An Assay for TLR-Dependent NF-кB/AP-1 Transcription Factor Signaling in Macrophages
An Assay for TLR-Dependent NF-кB/AP-1 Transcription Factor Signaling in Macrophages
筆記録
To assess the effects of an adsorbed protein layer on toll-like receptor-mediated NF-kB/AP-1 activity, after growing reporter macrophages in an appropriately-sized flask to 70% confluence, detach the cells with an appropriate enzymatic dissociation solution as demonstrated.
Resuspend the cells at a 7.3 x 105 cells per milliliter concentration in assay medium and aliquot the cells evenly between three tubes. Treat the first tube of cells with one microgram per milliliter of TLR4 inhibitor for 60 minutes at room temperature. Treat the second tube with 50 micrograms per milliliter of anti-TLR2 antibody for 30 minutes at room temperature, and leave the third tube at room temperature without treatment.
While the cells are incubating, add 200 microliters of lysate and 10% fetal bovine serum to three sticky wells per condition. Allow the proteins to adsorb at 37 degrees Celsius for the appropriate experimental period before aspirating the protein solutions with a new Pasteur pipette for each well, and washing the sticky well surfaces three times with 250 microliters of PBS per well, for 5 minutes per wash.
At the end of the reporter macrophage treatment, add 200 microliters of cell solution to each well. Add Pam3CSK4 to a final concentration of 150 nanograms per milliliter to two wells as a TLR2-positive control as illustrated in the schematic.
For a TLR4-positive control, add lipopolysaccharide to a final concentration of 1.5 micrograms per milliliter to two wells. After 20 hours at 37 degrees Celsius, plate 20 microliters of supernatant from each well in duplicate in a 96-well plate, including three wells with 20 microliters of assay medium per well as the background control.

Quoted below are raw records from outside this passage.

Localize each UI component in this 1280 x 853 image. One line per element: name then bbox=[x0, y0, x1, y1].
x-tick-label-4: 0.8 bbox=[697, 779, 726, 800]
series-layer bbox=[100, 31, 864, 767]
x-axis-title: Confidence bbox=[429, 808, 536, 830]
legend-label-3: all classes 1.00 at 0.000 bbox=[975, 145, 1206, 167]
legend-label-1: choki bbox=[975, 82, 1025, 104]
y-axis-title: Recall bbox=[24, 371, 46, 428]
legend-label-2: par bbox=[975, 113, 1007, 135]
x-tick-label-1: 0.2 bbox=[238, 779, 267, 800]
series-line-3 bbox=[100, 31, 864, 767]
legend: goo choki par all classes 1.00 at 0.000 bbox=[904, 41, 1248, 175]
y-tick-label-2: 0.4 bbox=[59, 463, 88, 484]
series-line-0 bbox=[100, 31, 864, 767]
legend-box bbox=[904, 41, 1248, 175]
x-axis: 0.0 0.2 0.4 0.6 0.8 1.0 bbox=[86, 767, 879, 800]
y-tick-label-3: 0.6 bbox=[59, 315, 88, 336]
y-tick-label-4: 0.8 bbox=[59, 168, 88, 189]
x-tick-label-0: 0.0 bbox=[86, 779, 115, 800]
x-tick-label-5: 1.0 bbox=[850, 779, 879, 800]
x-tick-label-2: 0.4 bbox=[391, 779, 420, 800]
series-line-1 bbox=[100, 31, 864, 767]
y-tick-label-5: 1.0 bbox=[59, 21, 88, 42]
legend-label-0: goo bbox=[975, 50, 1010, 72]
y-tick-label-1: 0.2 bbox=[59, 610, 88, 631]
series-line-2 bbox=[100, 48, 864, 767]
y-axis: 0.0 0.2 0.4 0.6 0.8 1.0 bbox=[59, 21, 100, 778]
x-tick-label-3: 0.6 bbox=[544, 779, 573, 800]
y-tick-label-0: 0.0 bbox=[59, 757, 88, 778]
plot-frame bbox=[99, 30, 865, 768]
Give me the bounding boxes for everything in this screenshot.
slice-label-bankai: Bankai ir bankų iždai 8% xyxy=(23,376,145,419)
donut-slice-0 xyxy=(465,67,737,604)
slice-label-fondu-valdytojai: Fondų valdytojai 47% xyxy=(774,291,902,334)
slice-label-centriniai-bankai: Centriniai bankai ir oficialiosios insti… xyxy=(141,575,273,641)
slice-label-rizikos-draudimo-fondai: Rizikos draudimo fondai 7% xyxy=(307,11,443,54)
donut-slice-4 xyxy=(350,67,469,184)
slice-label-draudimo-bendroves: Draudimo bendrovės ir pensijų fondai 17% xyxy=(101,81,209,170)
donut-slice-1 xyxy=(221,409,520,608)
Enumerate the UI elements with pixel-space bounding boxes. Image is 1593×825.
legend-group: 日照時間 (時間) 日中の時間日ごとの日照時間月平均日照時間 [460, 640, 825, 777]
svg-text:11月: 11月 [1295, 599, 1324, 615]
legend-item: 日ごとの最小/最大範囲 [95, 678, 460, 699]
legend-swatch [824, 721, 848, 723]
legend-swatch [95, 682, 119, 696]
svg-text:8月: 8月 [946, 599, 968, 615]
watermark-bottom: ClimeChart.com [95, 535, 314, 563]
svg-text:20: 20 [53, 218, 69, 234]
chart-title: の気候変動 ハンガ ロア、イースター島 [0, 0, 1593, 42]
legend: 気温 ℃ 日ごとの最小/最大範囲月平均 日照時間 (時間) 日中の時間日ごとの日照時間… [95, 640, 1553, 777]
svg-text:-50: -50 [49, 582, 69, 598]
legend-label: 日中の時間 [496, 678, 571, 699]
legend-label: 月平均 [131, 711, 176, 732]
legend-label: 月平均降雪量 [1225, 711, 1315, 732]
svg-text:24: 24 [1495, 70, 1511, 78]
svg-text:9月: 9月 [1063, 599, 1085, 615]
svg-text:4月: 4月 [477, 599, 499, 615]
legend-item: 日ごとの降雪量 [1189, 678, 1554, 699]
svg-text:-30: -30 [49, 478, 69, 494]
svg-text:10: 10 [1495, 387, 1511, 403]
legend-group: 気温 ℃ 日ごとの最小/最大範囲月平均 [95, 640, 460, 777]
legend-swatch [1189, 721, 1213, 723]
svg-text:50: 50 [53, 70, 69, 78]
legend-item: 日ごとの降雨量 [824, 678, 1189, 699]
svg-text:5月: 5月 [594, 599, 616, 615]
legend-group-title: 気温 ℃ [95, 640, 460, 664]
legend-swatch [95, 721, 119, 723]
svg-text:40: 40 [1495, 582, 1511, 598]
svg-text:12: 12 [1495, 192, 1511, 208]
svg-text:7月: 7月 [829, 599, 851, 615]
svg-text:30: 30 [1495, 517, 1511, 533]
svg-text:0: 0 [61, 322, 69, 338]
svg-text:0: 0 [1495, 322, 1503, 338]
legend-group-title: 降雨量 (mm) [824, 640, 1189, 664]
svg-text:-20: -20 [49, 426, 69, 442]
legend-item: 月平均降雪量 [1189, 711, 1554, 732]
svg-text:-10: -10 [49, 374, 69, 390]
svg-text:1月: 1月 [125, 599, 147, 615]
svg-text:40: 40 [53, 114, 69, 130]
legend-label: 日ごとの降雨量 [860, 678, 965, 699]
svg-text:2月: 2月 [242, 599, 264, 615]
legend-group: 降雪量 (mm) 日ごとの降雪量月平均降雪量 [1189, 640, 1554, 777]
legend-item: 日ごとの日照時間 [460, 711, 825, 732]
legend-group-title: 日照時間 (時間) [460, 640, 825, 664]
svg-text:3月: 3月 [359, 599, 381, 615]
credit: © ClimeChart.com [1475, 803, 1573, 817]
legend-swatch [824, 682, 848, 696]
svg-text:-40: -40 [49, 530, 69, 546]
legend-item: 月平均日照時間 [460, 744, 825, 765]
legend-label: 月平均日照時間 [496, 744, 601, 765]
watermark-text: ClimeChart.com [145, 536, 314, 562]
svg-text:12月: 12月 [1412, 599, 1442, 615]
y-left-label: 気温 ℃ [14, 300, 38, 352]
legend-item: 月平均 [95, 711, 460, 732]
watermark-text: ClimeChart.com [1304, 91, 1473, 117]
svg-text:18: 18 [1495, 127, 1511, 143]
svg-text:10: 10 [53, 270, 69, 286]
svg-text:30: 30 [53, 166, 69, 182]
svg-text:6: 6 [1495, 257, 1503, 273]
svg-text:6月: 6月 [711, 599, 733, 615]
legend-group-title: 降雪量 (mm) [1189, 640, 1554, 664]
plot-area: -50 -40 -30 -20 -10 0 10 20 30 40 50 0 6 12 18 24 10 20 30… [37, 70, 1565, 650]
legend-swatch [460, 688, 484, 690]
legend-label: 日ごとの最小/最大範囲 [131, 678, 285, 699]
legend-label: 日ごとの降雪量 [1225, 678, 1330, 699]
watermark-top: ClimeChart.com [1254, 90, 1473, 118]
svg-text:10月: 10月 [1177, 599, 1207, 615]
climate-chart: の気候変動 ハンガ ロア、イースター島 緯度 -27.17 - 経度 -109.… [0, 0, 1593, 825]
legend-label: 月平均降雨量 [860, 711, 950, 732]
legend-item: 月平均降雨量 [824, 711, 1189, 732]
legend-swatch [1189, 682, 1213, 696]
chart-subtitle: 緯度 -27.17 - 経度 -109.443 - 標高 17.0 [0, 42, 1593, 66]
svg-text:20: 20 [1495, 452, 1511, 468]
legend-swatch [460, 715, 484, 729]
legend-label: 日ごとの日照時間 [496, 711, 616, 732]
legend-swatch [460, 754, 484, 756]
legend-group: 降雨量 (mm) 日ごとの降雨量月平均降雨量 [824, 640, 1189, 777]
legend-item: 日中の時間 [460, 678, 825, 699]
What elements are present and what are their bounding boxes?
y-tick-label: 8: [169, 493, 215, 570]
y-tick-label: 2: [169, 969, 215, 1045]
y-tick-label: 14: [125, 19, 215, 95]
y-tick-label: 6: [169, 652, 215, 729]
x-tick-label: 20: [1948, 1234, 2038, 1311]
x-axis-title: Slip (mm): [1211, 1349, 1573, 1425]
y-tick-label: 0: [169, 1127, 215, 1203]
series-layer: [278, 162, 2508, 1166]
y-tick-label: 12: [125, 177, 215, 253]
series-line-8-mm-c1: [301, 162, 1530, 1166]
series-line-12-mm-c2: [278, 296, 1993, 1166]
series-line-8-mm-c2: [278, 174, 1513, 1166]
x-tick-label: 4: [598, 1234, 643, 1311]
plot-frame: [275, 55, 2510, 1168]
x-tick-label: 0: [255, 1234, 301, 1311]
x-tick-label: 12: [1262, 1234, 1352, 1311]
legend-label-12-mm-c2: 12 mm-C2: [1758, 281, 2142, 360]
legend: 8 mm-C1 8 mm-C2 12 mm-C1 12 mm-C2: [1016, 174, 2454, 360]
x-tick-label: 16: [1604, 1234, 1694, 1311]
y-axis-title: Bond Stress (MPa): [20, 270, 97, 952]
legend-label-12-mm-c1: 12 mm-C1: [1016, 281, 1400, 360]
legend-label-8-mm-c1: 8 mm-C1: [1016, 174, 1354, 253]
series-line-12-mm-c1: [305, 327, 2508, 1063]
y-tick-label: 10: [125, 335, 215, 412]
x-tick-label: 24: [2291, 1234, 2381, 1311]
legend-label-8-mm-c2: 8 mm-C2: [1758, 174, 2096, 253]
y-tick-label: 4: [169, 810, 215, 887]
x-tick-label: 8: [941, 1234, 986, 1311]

Next, add 200 microliters of SEAP reporter assay reagent to each well, and cover the plate with an adhesive seal for a 2 and 1/2 hour incubation at 37 degrees Celsius. Transfer the remainder of the supernatant to one 1.5-milliliter tube per sticky well, and sediment the debris by centrifugation. Then, transfer the supernatants to new 1.5-milliliter tubes for minus 80 degrees Celsius storage for downstream proinflammatory cytokine analysis by ELISA. At the end of the incubation, remove the adhesive seal from the plate and read the absorbance on a plate reader at 635 nanometers.